The sensor data is available in json format either as an mqtt payload and/or via the built-in http server. If you include an mqtt broker container named "mqtt" in your application, the block will automatically publish to that. If you provide an address for the MQTT_ADDRESS service variable, it will publish to that broker instead. The default interval for publishing data is eight seconds, which you can override with the MQTT_PUB_INTERVAL service variable by providing a value in seconds. The default topic is set to sensors (which is compatible with the connector block ) which can be overridden by setting the MQTT_PUB_TOPIC service variable.
If no mqtt broker is set, the http server will be available on port 7575. To force the http server to be active even with mqtt, set the ALWAYS_USE_HTTPSERVER service variable to True.
The http data defaults to only be available to other containers in the application via sensor:7575 - if you want this to be available externally, you'll need to map port 7575 to an external port in your docker-compose file.
The JSON for raw sensor data is available in one of two formats and is determined by the COLLAPSE_FIELDS service variable. The default value of 0 (zero) causes each sensor to output a separate measurement:
[{"measurement": "htu21", "fields": {"humidityrelative": 29700, "temp": 23356}}, {"measurement": "bmp280", "fields": {"pressure": 99.911941406, "temp": 23710}}, {"measurement": "short_UUID", "fields": {"short_uuid": "0f33e61"}}]
Changing COLLAPSE_FIELDS to 1 collapses all of the field values into one list like this:
{"short_uuid": "0f33e61", "humidityrelative": 29700, "temp": 23356, "pressure": 99.911941406}
Note that if two sensors output the same field name, it will only show up once in the list from one of the sensors.

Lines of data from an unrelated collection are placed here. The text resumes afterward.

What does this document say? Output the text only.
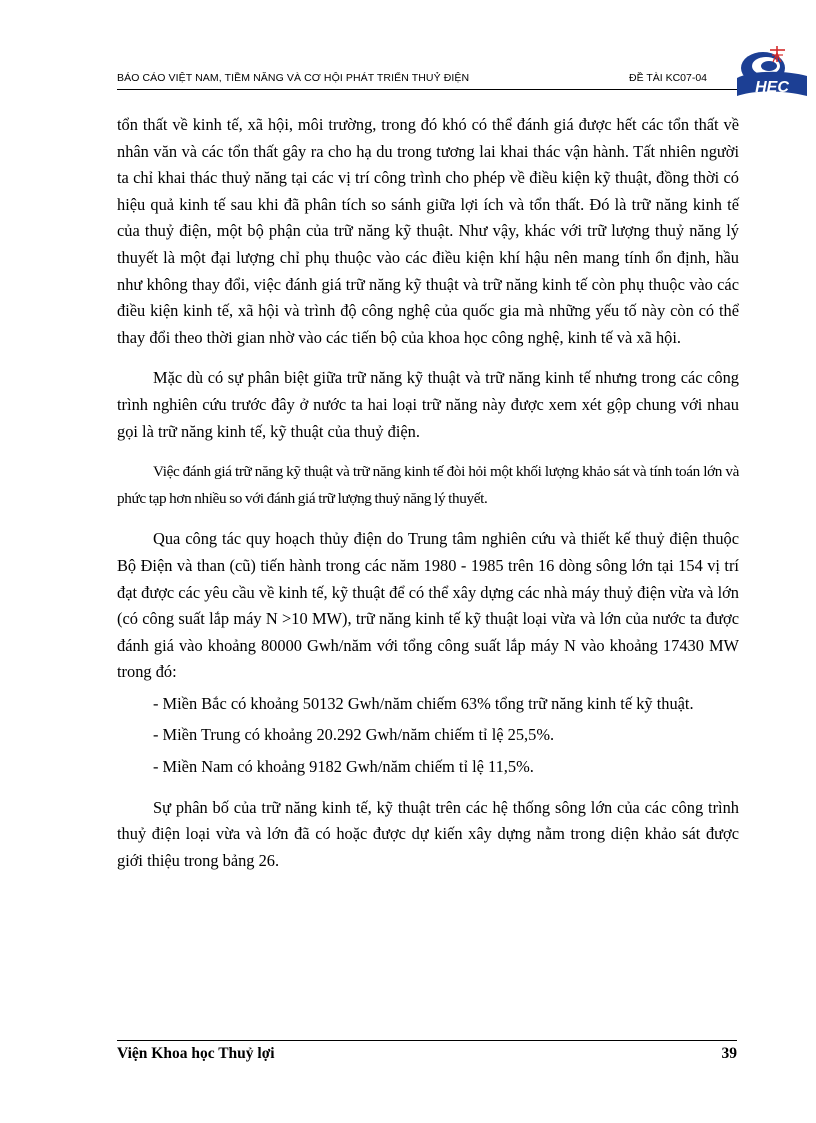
BÁO CÁO VIỆT NAM, TIỀM NĂNG VÀ CƠ HỘI PHÁT TRIỂN THUỶ ĐIỆN	ĐỀ TÀI KC07-04
HEC

tổn thất về kinh tế, xã hội, môi trường, trong đó khó có thể đánh giá được hết các tổn thất về nhân văn và các tổn thất gây ra cho hạ du trong tương lai khai thác vận hành. Tất nhiên người ta chỉ khai thác thuỷ năng tại các vị trí công trình cho phép về điều kiện kỹ thuật, đồng thời có hiệu quả kinh tế sau khi đã phân tích so sánh giữa lợi ích và tổn thất. Đó là trữ năng kinh tế của thuỷ điện, một bộ phận của trữ năng kỹ thuật. Như vậy, khác với trữ lượng thuỷ năng lý thuyết là một đại lượng chỉ phụ thuộc vào các điều kiện khí hậu nên mang tính ổn định, hầu như không thay đổi, việc đánh giá trữ năng kỹ thuật và trữ năng kinh tế còn phụ thuộc vào các điều kiện kinh tế, xã hội và trình độ công nghệ của quốc gia mà những yếu tố này còn có thể thay đổi theo thời gian nhờ vào các tiến bộ của khoa học công nghệ, kinh tế và xã hội.

Mặc dù có sự phân biệt giữa trữ năng kỹ thuật và trữ năng kinh tế nhưng trong các công trình nghiên cứu trước đây ở nước ta hai loại trữ năng này được xem xét gộp chung với nhau gọi là trữ năng kinh tế, kỹ thuật của thuỷ điện.

Việc đánh giá trữ năng kỹ thuật và trữ năng kinh tế đòi hỏi một khối lượng khảo sát và tính toán lớn và phức tạp hơn nhiều so với đánh giá trữ lượng thuỷ năng lý thuyết.

Qua công tác quy hoạch thủy điện do Trung tâm nghiên cứu và thiết kế thuỷ điện thuộc Bộ Điện và than (cũ) tiến hành trong các năm 1980 - 1985 trên 16 dòng sông lớn tại 154 vị trí đạt được các yêu cầu về kinh tế, kỹ thuật để có thể xây dựng các nhà máy thuỷ điện vừa và lớn (có công suất lắp máy N >10 MW), trữ năng kinh tế kỹ thuật loại vừa và lớn của nước ta được đánh giá vào khoảng 80000 Gwh/năm với tổng công suất lắp máy N vào khoảng 17430 MW trong đó:

- Miền Bắc có khoảng 50132 Gwh/năm chiếm 63% tổng trữ năng kinh tế kỹ thuật.

- Miền Trung có khoảng 20.292 Gwh/năm chiếm tỉ lệ 25,5%.

- Miền Nam có khoảng 9182 Gwh/năm chiếm tỉ lệ 11,5%.

Sự phân bố của trữ năng kinh tế, kỹ thuật trên các hệ thống sông lớn của các công trình thuỷ điện loại vừa và lớn đã có hoặc được dự kiến xây dựng nằm trong diện khảo sát được giới thiệu trong bảng 26.

Viện Khoa học Thuỷ lợi	39
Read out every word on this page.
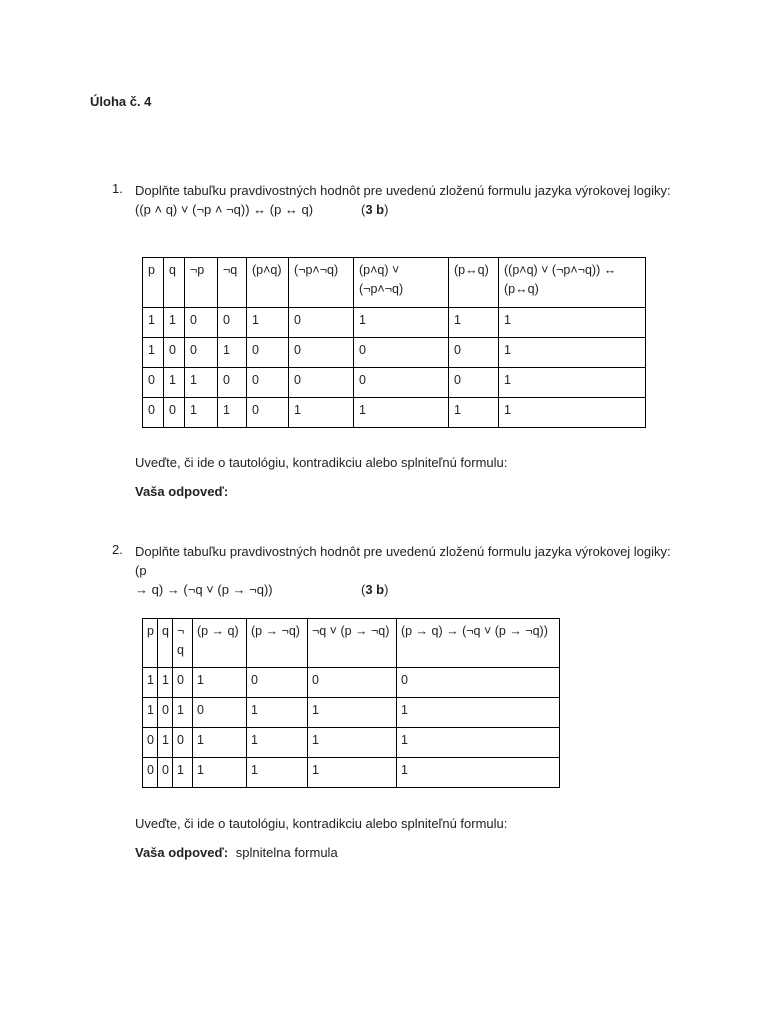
Úloha č. 4
1. Doplňte tabuľku pravdivostných hodnôt pre uvedenú zloženú formulu jazyka výrokovej logiky:
((p ˄ q) ˅ (¬p ˄ ¬q)) ↔ (p ↔ q)	(3 b)
p	q	¬p	¬q	(p˄q)	(¬p˄¬q)	(p˄q) ˅ (¬p˄¬q)	(p↔q)	((p˄q) ˅ (¬p˄¬q)) ↔ (p↔q)
1	1	0	0	1	0	1	1	1
1	0	0	1	0	0	0	0	1
0	1	1	0	0	0	0	0	1
0	0	1	1	0	1	1	1	1
Uveďte, či ide o tautológiu, kontradikciu alebo splniteľnú formulu:
Vaša odpoveď:
2. Doplňte tabuľku pravdivostných hodnôt pre uvedenú zloženú formulu jazyka výrokovej logiky: (p
→ q) → (¬q ˅ (p → ¬q))	(3 b)
p	q	¬ q	(p → q)	(p → ¬q)	¬q ˅ (p → ¬q)	(p → q) → (¬q ˅ (p → ¬q))
1	1	0	1	0	0	0
1	0	1	0	1	1	1
0	1	0	1	1	1	1
0	0	1	1	1	1	1
Uveďte, či ide o tautológiu, kontradikciu alebo splniteľnú formulu:
Vaša odpoveď: splnitelna formula
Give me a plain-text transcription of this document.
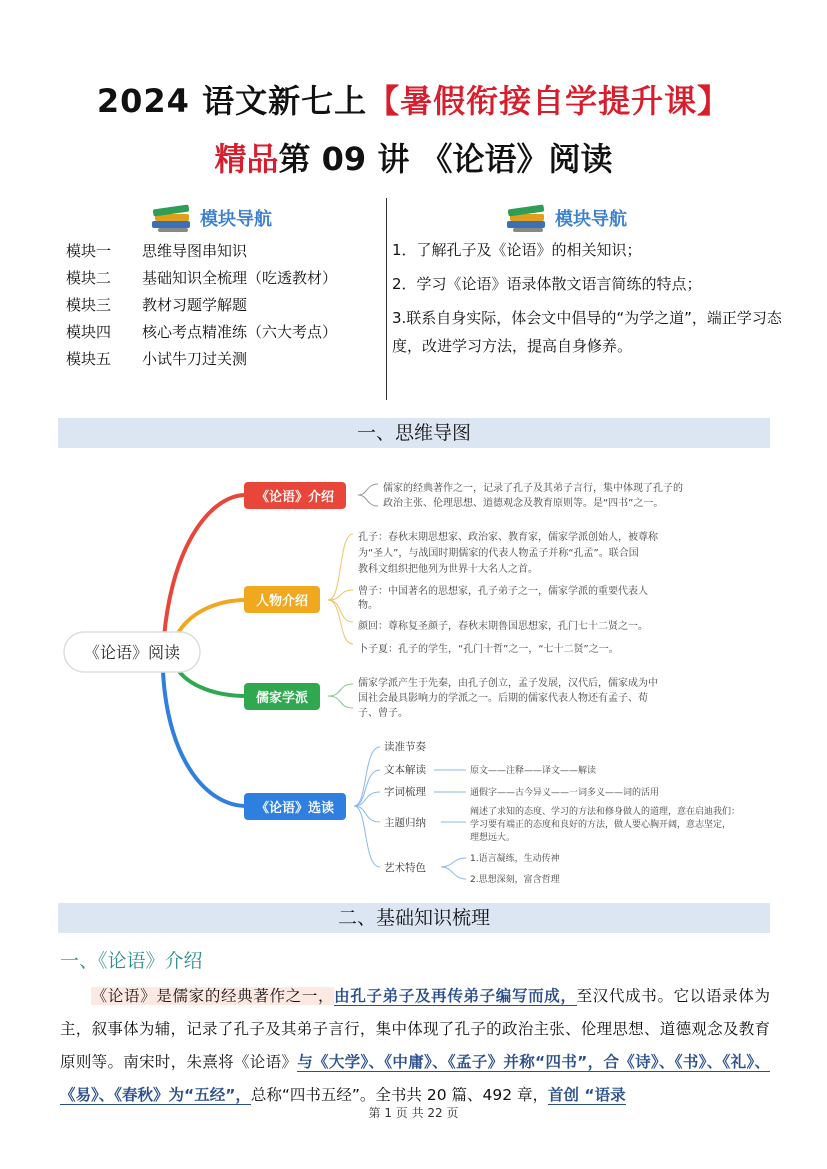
2024 语文新七上【暑假衔接自学提升课】
精品第 09 讲 《论语》阅读
模块导航	模块导航
模块一	思维导图串知识
模块二	基础知识全梳理（吃透教材）
模块三	教材习题学解题
模块四	核心考点精准练（六大考点）
模块五	小试牛刀过关测
1．了解孔子及《论语》的相关知识；
2．学习《论语》语录体散文语言简练的特点；
3.联系自身实际，体会文中倡导的“为学之道”，端正学习态度，改进学习方法，提高自身修养。
一、思维导图
《论语》阅读
《论语》介绍
人物介绍
儒家学派
《论语》选读
儒家的经典著作之一，记录了孔子及其弟子言行，集中体现了孔子的
政治主张、伦理思想、道德观念及教育原则等。是“四书”之一。
孔子：春秋末期思想家、政治家、教育家，儒家学派创始人，被尊称
为“圣人”，与战国时期儒家的代表人物孟子并称“孔孟”。联合国
教科文组织把他列为世界十大名人之首。
曾子：中国著名的思想家，孔子弟子之一，儒家学派的重要代表人
物。
颜回：尊称复圣颜子，春秋末期鲁国思想家，孔门七十二贤之一。
卜子夏：孔子的学生，“孔门十哲”之一，“七十二贤”之一。
儒家学派产生于先秦，由孔子创立，孟子发展，汉代后，儒家成为中
国社会最具影响力的学派之一。后期的儒家代表人物还有孟子、荀
子、曾子。
读准节奏
文本解读
字词梳理
主题归纳
艺术特色
原文——注释——译文——解读
通假字——古今异义——一词多义——词的活用
阐述了求知的态度、学习的方法和修身做人的道理，意在启迪我们：
学习要有端正的态度和良好的方法，做人要心胸开阔，意志坚定，
理想远大。
1.语言凝练，生动传神
2.思想深刻，富含哲理
二、基础知识梳理
一、《论语》介绍
《论语》是儒家的经典著作之一，由孔子弟子及再传弟子编写而成，至汉代成书。它以语录体为主，叙事体为辅，记录了孔子及其弟子言行，集中体现了孔子的政治主张、伦理思想、道德观念及教育原则等。南宋时，朱熹将《论语》与《大学》、《中庸》、《孟子》并称“四书”，合《诗》、《书》、《礼》、《易》、《春秋》为“五经”，总称“四书五经”。全书共 20 篇、492 章，首创 “语录
第 1 页 共 22 页
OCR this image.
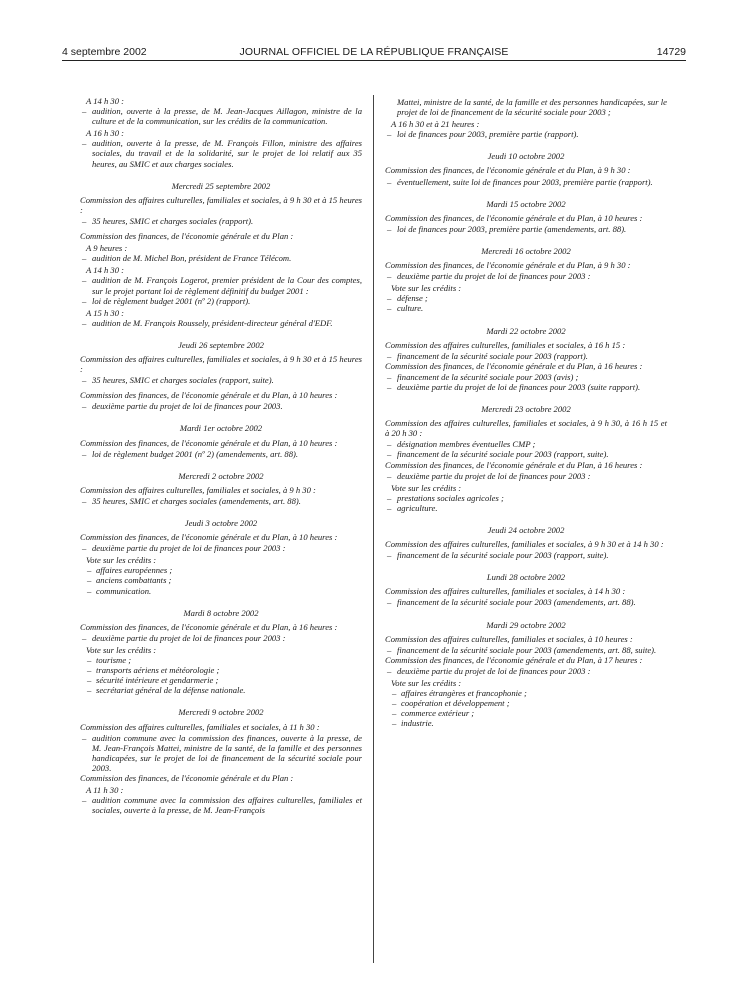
4 septembre 2002	JOURNAL OFFICIEL DE LA RÉPUBLIQUE FRANÇAISE	14729

A 14 h 30 :

– audition, ouverte à la presse, de M. Jean-Jacques Aillagon, ministre de la culture et de la communication, sur les crédits de la communication.

A 16 h 30 :

– audition, ouverte à la presse, de M. François Fillon, ministre des affaires sociales, du travail et de la solidarité, sur le projet de loi relatif aux 35 heures, au SMIC et aux charges sociales.

Mercredi 25 septembre 2002

Commission des affaires culturelles, familiales et sociales, à 9 h 30 et à 15 heures :

– 35 heures, SMIC et charges sociales (rapport).

Commission des finances, de l'économie générale et du Plan :

A 9 heures :

– audition de M. Michel Bon, président de France Télécom.

A 14 h 30 :

– audition de M. François Logerot, premier président de la Cour des comptes, sur le projet portant loi de règlement définitif du budget 2001 :

– loi de règlement budget 2001 (nº 2) (rapport).

A 15 h 30 :

– audition de M. François Roussely, président-directeur général d'EDF.

Jeudi 26 septembre 2002

Commission des affaires culturelles, familiales et sociales, à 9 h 30 et à 15 heures :

– 35 heures, SMIC et charges sociales (rapport, suite).

Commission des finances, de l'économie générale et du Plan, à 10 heures :

– deuxième partie du projet de loi de finances pour 2003.

Mardi 1er octobre 2002

Commission des finances, de l'économie générale et du Plan, à 10 heures :

– loi de règlement budget 2001 (nº 2) (amendements, art. 88).

Mercredi 2 octobre 2002

Commission des affaires culturelles, familiales et sociales, à 9 h 30 :

– 35 heures, SMIC et charges sociales (amendements, art. 88).

Jeudi 3 octobre 2002

Commission des finances, de l'économie générale et du Plan, à 10 heures :

– deuxième partie du projet de loi de finances pour 2003 :

Vote sur les crédits :

– affaires européennes ;

– anciens combattants ;

– communication.

Mardi 8 octobre 2002

Commission des finances, de l'économie générale et du Plan, à 16 heures :

– deuxième partie du projet de loi de finances pour 2003 :

Vote sur les crédits :

– tourisme ;

– transports aériens et météorologie ;

– sécurité intérieure et gendarmerie ;

– secrétariat général de la défense nationale.

Mercredi 9 octobre 2002

Commission des affaires culturelles, familiales et sociales, à 11 h 30 :

– audition commune avec la commission des finances, ouverte à la presse, de M. Jean-François Mattei, ministre de la santé, de la famille et des personnes handicapées, sur le projet de loi de financement de la sécurité sociale pour 2003.

Commission des finances, de l'économie générale et du Plan :

A 11 h 30 :

– audition commune avec la commission des affaires culturelles, familiales et sociales, ouverte à la presse, de M. Jean-François

Mattei, ministre de la santé, de la famille et des personnes handicapées, sur le projet de loi de financement de la sécurité sociale pour 2003 ;

A 16 h 30 et à 21 heures :

– loi de finances pour 2003, première partie (rapport).

Jeudi 10 octobre 2002

Commission des finances, de l'économie générale et du Plan, à 9 h 30 :

– éventuellement, suite loi de finances pour 2003, première partie (rapport).

Mardi 15 octobre 2002

Commission des finances, de l'économie générale et du Plan, à 10 heures :

– loi de finances pour 2003, première partie (amendements, art. 88).

Mercredi 16 octobre 2002

Commission des finances, de l'économie générale et du Plan, à 9 h 30 :

– deuxième partie du projet de loi de finances pour 2003 :

Vote sur les crédits :

– défense ;

– culture.

Mardi 22 octobre 2002

Commission des affaires culturelles, familiales et sociales, à 16 h 15 :

– financement de la sécurité sociale pour 2003 (rapport).

Commission des finances, de l'économie générale et du Plan, à 16 heures :

– financement de la sécurité sociale pour 2003 (avis) ;

– deuxième partie du projet de loi de finances pour 2003 (suite rapport).

Mercredi 23 octobre 2002

Commission des affaires culturelles, familiales et sociales, à 9 h 30, à 16 h 15 et à 20 h 30 :

– désignation membres éventuelles CMP ;

– financement de la sécurité sociale pour 2003 (rapport, suite).

Commission des finances, de l'économie générale et du Plan, à 16 heures :

– deuxième partie du projet de loi de finances pour 2003 :

Vote sur les crédits :

– prestations sociales agricoles ;

– agriculture.

Jeudi 24 octobre 2002

Commission des affaires culturelles, familiales et sociales, à 9 h 30 et à 14 h 30 :

– financement de la sécurité sociale pour 2003 (rapport, suite).

Lundi 28 octobre 2002

Commission des affaires culturelles, familiales et sociales, à 14 h 30 :

– financement de la sécurité sociale pour 2003 (amendements, art. 88).

Mardi 29 octobre 2002

Commission des affaires culturelles, familiales et sociales, à 10 heures :

– financement de la sécurité sociale pour 2003 (amendements, art. 88, suite).

Commission des finances, de l'économie générale et du Plan, à 17 heures :

– deuxième partie du projet de loi de finances pour 2003 :

Vote sur les crédits :

– affaires étrangères et francophonie ;

– coopération et développement ;

– commerce extérieur ;

– industrie.
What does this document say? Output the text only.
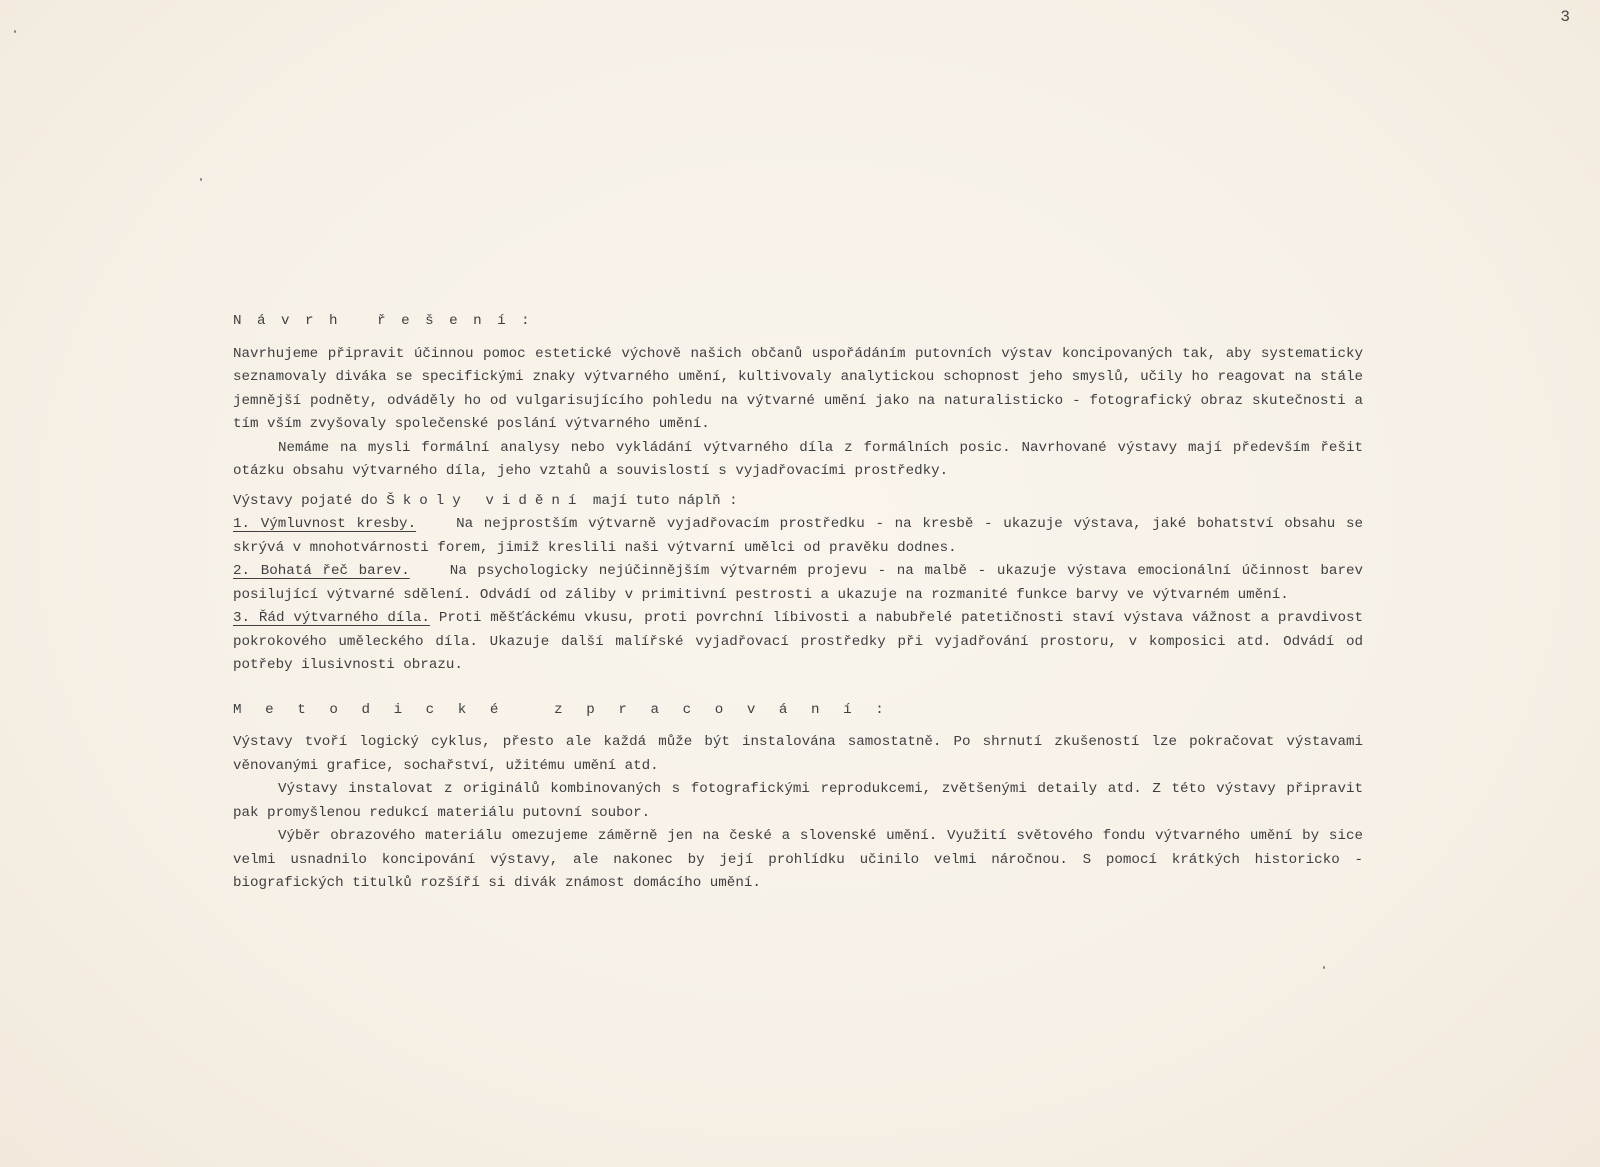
3
Návrh řešení:

Navrhujeme připravit účinnou pomoc estetické výchově našich občanů uspořádáním putovních výstav koncipovaných tak, aby systematicky seznamovaly diváka se specifickými znaky výtvarného umění, kultivovaly analytickou schopnost jeho smyslů, učily ho reagovat na stále jemnější podněty, odváděly ho od vulgarisujícího pohledu na výtvarné umění jako na naturalisticko - fotografický obraz skutečnosti a tím vším zvyšovaly společenské poslání výtvarného umění.

Nemáme na mysli formální analysy nebo vykládání výtvarného díla z formálních posic. Navrhované výstavy mají především řešit otázku obsahu výtvarného díla, jeho vztahů a souvislostí s vyjadřovacími prostředky.

Výstavy pojaté do Školy vidění mají tuto náplň :

1. Výmluvnost kresby.	Na nejprostším výtvarně vyjadřovacím prostředku - na kresbě - ukazuje výstava, jaké bohatství obsahu se skrývá v mnohotvárnosti forem, jimiž kreslili naši výtvarní umělci od pravěku dodnes.

2. Bohatá řeč barev.	Na psychologicky nejúčinnějším výtvarném projevu - na malbě - ukazuje výstava emocionální účinnost barev posilující výtvarné sdělení. Odvádí od záliby v primitivní pestrosti a ukazuje na rozmanité funkce barvy ve výtvarném umění.

3. Řád výtvarného díla. Proti měšťáckému vkusu, proti povrchní líbivosti a nabubřelé patetičnosti staví výstava vážnost a pravdivost pokrokového uměleckého díla. Ukazuje další malířské vyjadřovací prostředky při vyjadřování prostoru, v komposici atd. Odvádí od potřeby ilusivnosti obrazu.

Metodické zpracování:

Výstavy tvoří logický cyklus, přesto ale každá může být instalována samostatně. Po shrnutí zkušeností lze pokračovat výstavami věnovanými grafice, sochařství, užitému umění atd.

Výstavy instalovat z originálů kombinovaných s fotografickými reprodukcemi, zvětšenými detaily atd. Z této výstavy připravit pak promyšlenou redukcí materiálu putovní soubor.

Výběr obrazového materiálu omezujeme záměrně jen na české a slovenské umění. Využití světového fondu výtvarného umění by sice velmi usnadnilo koncipování výstavy, ale nakonec by její prohlídku učinilo velmi náročnou. S pomocí krátkých historicko - biografických titulků rozšíří si divák známost domácího umění.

This feature is best used when the field names from sensors do not overlap.
The above examples display the raw data from the sensor as exposed by the driver, which is the default setting for the block. In many cases, the values and names need transformations to be useful. You can change the RAW_VALUES service variable from the default value of 1 to 0 (zero) to output transformed data instead. All the transformations are defined per-sensor in the transformations.py file which you can edit to your needs. We've included some basic ones for you. For example, here is the raw output of a bme680:
{"short_uuid": "0f33e61", "humidityrelative": 35.524, "pressure": 1005.48, "resistance": 52046.0, "temp": 24620.0}
Here is the transformed output with RAW_VALUES set to 0:
{"short_uuid": "0f33e61", "pressure": 1005.4, "resistance": 65454.0, "humidity": 35.541, "temperature": 24.54}
When using transformed data outputs, you can change the temperature field from Celsius to Farenheit by setting the TEMP_UNIT variable to F (the default is C)
Note that the device's short UUID is always included in the data output, which can be useful for aggregating data from multiple devices. The short UUID is a string value so it will not show up in Grafana dashboards based on the dashboard block.
The sensor block works well with our connector block and dashboard block. See the latest version of balenaSense for an example of using all of these blocks together to read data from one or more sensor.